In Pennsylvania the Department of Corrections recently agreed not to use solitary confinement on death row inmates. In Illinois, school districts use a form of solitary confinement on students, often very young students with disabilities, according to the Chicago Tribune.
The spaces have gentle names: The reflection room. The
cool-down room. The calming room. The quiet room.
But shut inside them, in public schools across the state,
children as young as 5 wail for their parents, scream in anger and beg to be
let out.
The students, most of them with disabilities, scratch the
windows or tear at the padded walls. They throw their bodies against locked
doors. They wet their pants.
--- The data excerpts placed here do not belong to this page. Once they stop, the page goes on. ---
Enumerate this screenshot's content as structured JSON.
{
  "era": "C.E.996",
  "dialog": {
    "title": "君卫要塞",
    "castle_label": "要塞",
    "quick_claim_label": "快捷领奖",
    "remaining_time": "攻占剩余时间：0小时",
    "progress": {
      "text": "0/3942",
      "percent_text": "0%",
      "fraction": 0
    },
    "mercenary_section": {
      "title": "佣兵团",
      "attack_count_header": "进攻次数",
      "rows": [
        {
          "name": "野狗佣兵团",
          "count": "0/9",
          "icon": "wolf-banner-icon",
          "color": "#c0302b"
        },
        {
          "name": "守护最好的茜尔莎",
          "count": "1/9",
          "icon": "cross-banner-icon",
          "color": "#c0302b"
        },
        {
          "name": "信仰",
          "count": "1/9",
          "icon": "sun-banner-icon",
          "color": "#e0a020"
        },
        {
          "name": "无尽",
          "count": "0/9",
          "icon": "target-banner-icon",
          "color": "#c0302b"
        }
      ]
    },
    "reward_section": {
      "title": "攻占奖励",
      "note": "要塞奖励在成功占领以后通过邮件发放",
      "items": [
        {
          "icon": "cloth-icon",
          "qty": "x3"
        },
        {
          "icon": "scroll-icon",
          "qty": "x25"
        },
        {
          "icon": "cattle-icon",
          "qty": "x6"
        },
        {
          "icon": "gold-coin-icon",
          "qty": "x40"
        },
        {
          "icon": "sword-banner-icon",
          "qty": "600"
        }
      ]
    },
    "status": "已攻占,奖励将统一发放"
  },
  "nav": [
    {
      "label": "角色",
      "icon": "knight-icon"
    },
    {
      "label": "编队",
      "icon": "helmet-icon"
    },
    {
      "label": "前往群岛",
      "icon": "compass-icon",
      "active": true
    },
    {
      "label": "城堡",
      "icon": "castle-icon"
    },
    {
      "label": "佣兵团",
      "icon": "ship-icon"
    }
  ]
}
Some children spend hours inside these rooms,
missing class time. Through it all, adults stay outside the door, writing down
what happens.
In Illinois, it’s legal for school employees to seclude
students in a separate space — to put them in “isolated timeout” — if the
students pose a safety threat to themselves or others. Yet every school day,
workers isolate children for reasons that violate the law, an investigation by
the Chicago Tribune and ProPublica Illinois has found.
Children were sent to isolation after refusing to do
classwork, for swearing, for spilling milk, for throwing Legos. School
employees use isolated timeout for convenience, out of frustration or as
punishment, sometimes referring to it as “serving time.”